Au niveau global : La mauvaise gestion des déchets entraîne la production de mercure, de polluants organiques persistants, de gaz à effet de serre, y compris le méthane et les oxydes de carbone, principaux responsables du réchauffement climatique.
Au Sénégal, la production des déchets solides est estimée à 2 459 942 tonnes par an, avec la région de Dakar représentant 58% de cette production (Source : Rapport SONAGED 2024). Selon les données de l’Agence Nationale de la Statistique et de la Démographie, la population du Sénégal devrait croître à un taux annuel de 2,7%. En utilisant ce taux de croissance, nous pouvons estimer que la production de déchets solides pourrait atteindre 3 500 000 tonnes par an à l’horizon 2035.
Il faut d’abord commencer par identifier les défis et les obstacles associés à la gestion durable des déchets dans les villes africaines.
Les défis ont pour nom l’absence de cadre politique et réglementaire approprié, d'appui technique et financier ainsi que les défis éducatifs et sociaux. En d’autres termes Il y a un manque général de stratégies de gestion des déchets aux niveaux national et local. Les villes qui ont progressé dans la gestion des déchets ont stoppé la création de sites d'enfouissement non contrôlés. Dans la plupart des pays africains, il existe plusieurs lois sur le secteur des déchets, mais avec un impact très limité sur la gestion durable du secteur. Ces lois traitent des déchets dans leur intégralité sans aucune spécification. Au mieux, les lois existantes ne sont que punitives et ne montrent pas souvent les voies de traitement, d'élimination et de recyclage des déchets. Les efforts sont très limités en ce qui concerne les règles spécifiques de gestion des différentes catégories de déchets. D'une manière générale, il existe des lacunes et un manque d'application des approches de gestion durable des déchets dans les pays. L'élimination sans discernement des déchets ne garantit ni la protection de l'environnement ni la santé publique, ni ne favorise les avantages économiques et financiers qui peuvent être tirés des déchets.
Le développement du secteur des déchets subit des contraintes financières. Les municipalités sont souvent obligées de se concentrer sur les besoins urgents que sont les coûts associés à la collecte. Dans ces conditions, la gestion durable des déchets n'est pas envisageable. Le secteur privé, y compris les petites et moyennes entreprises, est confronté à d'énormes difficultés pour obtenir des financements, étant donné que ces activités sont toujours considérées comme un risque financier, alors que de nombreux opérateurs sont dans le secteur informel.

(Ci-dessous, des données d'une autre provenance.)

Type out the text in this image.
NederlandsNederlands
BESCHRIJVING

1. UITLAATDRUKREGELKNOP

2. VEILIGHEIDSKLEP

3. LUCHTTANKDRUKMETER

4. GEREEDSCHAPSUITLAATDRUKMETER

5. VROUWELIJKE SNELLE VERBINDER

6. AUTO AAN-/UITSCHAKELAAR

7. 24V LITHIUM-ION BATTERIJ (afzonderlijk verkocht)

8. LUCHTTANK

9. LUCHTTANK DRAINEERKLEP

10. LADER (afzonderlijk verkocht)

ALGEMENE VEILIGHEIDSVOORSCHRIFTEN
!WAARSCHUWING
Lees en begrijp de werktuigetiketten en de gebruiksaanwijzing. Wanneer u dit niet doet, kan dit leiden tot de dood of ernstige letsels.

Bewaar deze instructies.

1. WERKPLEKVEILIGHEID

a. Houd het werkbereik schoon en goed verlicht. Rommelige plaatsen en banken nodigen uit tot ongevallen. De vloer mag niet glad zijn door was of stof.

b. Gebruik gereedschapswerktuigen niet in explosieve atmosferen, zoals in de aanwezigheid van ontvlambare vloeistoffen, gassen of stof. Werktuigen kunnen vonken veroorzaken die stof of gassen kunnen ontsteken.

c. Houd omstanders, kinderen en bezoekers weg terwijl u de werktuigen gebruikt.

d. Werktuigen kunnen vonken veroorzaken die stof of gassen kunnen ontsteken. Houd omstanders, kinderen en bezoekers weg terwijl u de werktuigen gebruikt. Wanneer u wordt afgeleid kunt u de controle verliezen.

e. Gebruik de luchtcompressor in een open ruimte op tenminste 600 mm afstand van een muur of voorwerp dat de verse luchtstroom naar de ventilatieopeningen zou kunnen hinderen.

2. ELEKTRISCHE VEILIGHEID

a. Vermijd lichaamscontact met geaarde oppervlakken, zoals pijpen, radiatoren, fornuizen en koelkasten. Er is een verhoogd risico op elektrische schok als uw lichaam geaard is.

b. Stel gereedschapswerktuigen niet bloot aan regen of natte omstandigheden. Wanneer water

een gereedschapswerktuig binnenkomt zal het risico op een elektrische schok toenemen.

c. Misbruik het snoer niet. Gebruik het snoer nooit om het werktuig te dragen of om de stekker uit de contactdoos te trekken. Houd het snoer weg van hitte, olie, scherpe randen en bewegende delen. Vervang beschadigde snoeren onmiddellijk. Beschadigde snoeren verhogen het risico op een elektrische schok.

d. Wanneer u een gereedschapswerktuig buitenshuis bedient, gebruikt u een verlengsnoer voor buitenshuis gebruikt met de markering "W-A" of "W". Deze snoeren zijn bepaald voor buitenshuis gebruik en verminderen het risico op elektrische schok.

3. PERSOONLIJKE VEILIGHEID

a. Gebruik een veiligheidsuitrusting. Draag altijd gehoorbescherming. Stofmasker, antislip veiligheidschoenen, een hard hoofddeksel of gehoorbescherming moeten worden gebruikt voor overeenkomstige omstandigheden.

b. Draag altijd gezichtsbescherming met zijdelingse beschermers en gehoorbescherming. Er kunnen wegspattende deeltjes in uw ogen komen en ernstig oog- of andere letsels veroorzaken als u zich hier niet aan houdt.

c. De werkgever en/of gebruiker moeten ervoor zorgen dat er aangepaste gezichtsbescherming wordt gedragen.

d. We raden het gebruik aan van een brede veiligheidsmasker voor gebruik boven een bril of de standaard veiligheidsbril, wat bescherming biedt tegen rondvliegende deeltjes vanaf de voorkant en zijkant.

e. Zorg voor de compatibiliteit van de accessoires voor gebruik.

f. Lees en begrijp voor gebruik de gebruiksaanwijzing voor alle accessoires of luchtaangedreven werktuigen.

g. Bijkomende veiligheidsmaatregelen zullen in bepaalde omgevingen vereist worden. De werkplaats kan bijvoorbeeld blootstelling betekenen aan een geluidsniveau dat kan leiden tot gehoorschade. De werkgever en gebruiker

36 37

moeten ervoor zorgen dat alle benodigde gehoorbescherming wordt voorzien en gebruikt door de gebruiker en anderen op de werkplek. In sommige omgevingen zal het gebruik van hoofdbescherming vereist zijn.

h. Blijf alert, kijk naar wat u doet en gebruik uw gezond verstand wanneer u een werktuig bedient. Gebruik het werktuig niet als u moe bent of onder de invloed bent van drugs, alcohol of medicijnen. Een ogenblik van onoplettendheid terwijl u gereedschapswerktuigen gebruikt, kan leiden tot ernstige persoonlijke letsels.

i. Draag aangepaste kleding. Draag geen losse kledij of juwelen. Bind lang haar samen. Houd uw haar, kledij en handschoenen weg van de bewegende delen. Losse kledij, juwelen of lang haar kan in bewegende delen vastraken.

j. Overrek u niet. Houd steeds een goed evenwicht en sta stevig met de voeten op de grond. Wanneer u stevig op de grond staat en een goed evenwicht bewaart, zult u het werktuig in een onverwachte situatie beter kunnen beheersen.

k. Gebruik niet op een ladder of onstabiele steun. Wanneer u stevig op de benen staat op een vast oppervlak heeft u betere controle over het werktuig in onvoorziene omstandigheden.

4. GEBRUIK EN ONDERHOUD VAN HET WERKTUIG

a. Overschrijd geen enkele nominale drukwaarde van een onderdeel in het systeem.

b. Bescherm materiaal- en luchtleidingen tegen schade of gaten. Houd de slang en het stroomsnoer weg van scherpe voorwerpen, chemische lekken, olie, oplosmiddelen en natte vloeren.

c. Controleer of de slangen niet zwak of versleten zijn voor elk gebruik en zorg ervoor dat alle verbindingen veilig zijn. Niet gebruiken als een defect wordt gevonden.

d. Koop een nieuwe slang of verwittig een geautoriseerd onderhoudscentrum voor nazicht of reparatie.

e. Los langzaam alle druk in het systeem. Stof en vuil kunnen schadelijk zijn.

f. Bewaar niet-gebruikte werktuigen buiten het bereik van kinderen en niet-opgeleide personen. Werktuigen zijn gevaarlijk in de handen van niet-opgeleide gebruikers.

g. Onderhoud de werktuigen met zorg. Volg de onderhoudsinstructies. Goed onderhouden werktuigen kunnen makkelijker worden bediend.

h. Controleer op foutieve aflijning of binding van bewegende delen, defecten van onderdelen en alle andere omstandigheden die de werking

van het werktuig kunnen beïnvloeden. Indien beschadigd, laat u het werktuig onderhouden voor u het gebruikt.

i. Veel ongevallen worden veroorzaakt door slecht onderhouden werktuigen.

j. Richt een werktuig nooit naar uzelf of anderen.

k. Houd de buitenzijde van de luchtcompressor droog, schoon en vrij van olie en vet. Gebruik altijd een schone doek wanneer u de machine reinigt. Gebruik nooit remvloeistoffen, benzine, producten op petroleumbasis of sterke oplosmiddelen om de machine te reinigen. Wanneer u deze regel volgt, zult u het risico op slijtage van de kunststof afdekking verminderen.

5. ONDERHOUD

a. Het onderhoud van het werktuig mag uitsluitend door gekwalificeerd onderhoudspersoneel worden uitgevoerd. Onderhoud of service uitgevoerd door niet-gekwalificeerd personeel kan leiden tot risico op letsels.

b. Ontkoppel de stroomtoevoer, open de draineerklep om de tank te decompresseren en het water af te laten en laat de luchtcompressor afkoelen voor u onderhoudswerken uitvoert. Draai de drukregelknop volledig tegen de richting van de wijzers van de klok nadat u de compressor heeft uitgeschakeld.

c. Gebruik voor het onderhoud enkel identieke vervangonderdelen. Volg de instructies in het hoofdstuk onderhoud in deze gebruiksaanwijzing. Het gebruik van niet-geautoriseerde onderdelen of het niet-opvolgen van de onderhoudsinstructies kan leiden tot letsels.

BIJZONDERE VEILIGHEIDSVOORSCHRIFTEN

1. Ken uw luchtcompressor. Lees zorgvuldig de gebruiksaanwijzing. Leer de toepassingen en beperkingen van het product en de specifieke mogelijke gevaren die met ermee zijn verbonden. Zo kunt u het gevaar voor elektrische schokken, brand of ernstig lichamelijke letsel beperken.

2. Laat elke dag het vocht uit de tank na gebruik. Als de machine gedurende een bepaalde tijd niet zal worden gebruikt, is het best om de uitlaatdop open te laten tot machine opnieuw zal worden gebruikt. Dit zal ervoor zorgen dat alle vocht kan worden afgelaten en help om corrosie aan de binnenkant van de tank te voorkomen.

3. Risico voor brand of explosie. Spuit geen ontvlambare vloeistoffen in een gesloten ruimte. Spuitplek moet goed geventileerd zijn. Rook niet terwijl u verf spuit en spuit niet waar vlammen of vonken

« L’environnement réglementaire n'est pas assez solide pour rassurer les investisseurs »
D'autres facteurs négatifs influencent sur le secteur des déchets: (i) l'absence de contrôle systématique ; (ii) l'absence d'études d'impact sur la gestion des déchets dans les villes ; l'absence de systèmes de suivi et d'évaluation des politiques de gestion des déchets ; iii) l'absence de mises à jour périodiques de statistiques fiables et officielles; iv) l'absence ou l'insuffisance des systèmes de collecte et de traitement des déchets ; (v) la formation insuffisante du personnel de gestion des déchets.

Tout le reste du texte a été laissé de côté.